The transport chapter of the annually updated national Climate Action Plan (CAP) sets out the policy pathway to achieve these emission reductions and is supported by the specific transport-focused initiatives outlined in the National Development Plan.
The Department of Transport's annual capital allocations from 2026 to 2030 were confirmed in the Review of the National Development Plan, published by the Department of Public Expenditure, Infrastructure, Public Service Reform and Digitalisation in July 2025. The Department is reviewing key programmes and projects in the transport sector in the context of that capital funding envelope, including public transport projects. A sectoral investment plan with specific details on the projects to be delivered between 2026 and 2030 will be published shortly.
While it is not yet possible to provide the overall projected carbon savings from the projects to be funded under the updated NDP, all projects will be appraised individually on a range of criteria, including their likely emissions abatement.
Despite continued economic and population growth, transport emissions have started to drop year-on-year. Investments to date are paying off; just not quickly enough.
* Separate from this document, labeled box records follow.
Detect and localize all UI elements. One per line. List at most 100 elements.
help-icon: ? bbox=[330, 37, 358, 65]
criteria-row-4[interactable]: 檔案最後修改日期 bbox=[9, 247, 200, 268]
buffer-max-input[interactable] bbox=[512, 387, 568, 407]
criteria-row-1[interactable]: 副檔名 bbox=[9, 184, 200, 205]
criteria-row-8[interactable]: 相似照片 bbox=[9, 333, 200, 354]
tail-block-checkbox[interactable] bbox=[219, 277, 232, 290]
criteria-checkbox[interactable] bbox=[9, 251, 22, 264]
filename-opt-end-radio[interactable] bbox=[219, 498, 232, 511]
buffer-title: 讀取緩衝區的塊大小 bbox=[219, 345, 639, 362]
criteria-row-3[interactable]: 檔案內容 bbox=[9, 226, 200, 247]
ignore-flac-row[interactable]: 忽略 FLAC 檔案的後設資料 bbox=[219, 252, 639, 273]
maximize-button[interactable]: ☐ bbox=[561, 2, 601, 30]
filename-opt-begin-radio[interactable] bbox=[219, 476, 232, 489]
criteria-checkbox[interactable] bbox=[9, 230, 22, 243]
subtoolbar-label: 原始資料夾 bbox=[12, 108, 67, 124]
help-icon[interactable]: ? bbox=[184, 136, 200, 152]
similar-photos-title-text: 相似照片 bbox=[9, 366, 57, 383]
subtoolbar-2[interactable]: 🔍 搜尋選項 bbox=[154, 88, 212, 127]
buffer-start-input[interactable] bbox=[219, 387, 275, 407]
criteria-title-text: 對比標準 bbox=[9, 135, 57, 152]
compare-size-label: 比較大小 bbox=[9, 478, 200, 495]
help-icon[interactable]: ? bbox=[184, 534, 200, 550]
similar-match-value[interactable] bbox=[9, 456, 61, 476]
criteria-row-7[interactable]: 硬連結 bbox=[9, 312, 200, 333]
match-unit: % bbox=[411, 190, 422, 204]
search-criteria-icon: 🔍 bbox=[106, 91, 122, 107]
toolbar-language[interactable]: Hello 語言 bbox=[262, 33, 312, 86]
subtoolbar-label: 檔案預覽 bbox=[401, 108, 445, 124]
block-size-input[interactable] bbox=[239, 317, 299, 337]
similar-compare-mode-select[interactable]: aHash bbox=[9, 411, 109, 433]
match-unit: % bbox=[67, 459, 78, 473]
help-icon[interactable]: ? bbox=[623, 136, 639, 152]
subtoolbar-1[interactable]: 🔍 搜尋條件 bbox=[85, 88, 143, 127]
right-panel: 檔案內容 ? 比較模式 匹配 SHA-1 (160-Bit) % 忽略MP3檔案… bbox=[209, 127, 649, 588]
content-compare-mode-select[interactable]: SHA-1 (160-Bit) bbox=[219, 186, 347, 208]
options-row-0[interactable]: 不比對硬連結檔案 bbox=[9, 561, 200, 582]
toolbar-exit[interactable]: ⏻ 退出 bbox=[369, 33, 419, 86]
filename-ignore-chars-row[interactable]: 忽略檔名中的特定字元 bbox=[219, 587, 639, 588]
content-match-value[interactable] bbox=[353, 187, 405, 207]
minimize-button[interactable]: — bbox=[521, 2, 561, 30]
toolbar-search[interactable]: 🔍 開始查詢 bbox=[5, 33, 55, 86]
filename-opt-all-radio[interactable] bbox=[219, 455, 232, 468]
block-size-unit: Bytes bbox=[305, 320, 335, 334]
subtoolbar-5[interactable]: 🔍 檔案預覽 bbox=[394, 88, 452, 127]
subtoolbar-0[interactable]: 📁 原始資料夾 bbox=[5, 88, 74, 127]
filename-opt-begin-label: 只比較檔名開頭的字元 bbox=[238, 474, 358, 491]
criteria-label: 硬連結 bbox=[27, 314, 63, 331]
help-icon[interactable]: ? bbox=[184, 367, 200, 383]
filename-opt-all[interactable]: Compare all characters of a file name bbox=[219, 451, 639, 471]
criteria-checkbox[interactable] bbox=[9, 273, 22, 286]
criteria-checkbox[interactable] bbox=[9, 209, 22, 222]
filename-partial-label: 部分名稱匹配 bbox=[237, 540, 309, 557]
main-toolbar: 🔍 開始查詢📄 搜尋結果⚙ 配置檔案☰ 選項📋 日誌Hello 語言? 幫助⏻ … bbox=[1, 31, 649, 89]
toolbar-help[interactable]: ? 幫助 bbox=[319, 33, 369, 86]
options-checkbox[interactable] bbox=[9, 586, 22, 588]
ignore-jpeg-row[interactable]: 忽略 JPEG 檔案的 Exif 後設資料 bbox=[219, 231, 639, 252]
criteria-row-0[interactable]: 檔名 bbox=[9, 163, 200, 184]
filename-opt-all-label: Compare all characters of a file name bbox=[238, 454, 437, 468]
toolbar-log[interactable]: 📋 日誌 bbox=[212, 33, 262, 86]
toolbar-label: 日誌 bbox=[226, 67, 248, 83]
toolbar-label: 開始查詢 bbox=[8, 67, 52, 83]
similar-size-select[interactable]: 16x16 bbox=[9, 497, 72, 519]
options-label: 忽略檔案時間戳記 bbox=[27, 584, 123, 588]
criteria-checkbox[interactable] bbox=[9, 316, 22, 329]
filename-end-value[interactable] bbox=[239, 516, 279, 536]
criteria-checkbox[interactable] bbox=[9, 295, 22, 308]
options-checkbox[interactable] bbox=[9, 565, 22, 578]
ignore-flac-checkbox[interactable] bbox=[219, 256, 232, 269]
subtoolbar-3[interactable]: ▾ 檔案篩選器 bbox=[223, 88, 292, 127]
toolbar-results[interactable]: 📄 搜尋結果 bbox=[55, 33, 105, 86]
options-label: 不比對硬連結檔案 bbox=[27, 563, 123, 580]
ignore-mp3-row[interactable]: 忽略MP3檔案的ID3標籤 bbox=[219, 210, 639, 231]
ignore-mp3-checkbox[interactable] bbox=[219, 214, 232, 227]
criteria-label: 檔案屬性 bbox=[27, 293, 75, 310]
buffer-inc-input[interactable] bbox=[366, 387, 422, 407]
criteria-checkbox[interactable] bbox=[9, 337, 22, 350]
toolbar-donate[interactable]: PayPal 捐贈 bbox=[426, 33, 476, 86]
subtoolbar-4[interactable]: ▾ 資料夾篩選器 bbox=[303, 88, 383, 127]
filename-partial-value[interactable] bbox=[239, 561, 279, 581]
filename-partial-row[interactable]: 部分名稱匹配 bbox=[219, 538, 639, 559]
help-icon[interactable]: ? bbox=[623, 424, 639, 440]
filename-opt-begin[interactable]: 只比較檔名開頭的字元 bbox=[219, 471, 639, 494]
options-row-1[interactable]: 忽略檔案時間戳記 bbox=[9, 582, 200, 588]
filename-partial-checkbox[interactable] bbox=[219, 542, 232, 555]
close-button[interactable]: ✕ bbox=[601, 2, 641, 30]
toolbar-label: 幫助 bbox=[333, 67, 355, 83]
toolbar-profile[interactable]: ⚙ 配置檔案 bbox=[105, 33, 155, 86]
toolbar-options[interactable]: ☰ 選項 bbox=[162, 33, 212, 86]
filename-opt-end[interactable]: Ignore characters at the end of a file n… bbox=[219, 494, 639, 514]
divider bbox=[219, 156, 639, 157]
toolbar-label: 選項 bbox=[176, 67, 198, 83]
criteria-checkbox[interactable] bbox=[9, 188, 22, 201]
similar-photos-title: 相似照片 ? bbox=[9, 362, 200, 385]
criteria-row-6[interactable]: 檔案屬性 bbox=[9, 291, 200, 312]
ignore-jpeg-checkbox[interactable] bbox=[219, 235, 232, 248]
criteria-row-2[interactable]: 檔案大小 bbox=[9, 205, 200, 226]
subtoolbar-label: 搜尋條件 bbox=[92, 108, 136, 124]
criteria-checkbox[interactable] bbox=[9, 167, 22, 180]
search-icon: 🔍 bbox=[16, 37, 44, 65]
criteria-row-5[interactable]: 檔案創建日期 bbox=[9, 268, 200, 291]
To address this, the Department of Transport is collaborating closely with its Agencies and stakeholders on the “Corrective Action Modelling Project”; a project to identify potential pathways to correct the trajectory of carbon emissions from the transport sector out to 2030, and to deliver sustained and accelerated emissions abatement beyond 2030 into Carbon Budget 3 (2031-2035). This work includes detailed transport emissions modelling of intervention scenarios, as well as socio-economic analysis and high-level costing of those potential pathways.
The outputs of this work and the subsequent decisions about which policy pathways to pursue will be essential in informing the investment programme needed to deliver on our legally binding climate targets for transport. The NDP sectoral plan will naturally require a degree of flexibility. Given that transport makes up over a fifth of Ireland’ greenhouse gas emissions, investment in transport infrastructure should be agile and responsive to meeting Ireland’s climate goals.
In relation to modal share targets set out in previous climate action plans, despite strong public transport use and relatively strong active travel, particularly in urban areas, thewww.nationaltransport.ie/wp-content/uploads/2025/09/NTA_NHTS2024_IpsosBA_Report_24September2025.pdf shows that the modal share of car journeys is still above 70% nationally. Any increases in the uptake of active travel and public transport use are likely being outpaced by growth in economic activity and demographics.
Whilst the decarbonisation and modal shift targets set by government remain challenging, the additional investments being implemented in programmes such as BusConnect and DART+ will play a key role in supporting modal shift and meeting our decarbonisation targets.
The challenge for the transport sector over the coming years is to continue to accelerate our pace of delivery so that we can, collectively, enable a widespread behavioural change in how we move in our daily lives. Continuing to further decouple emissions from transport activity remains the pivotal challenge for the sector.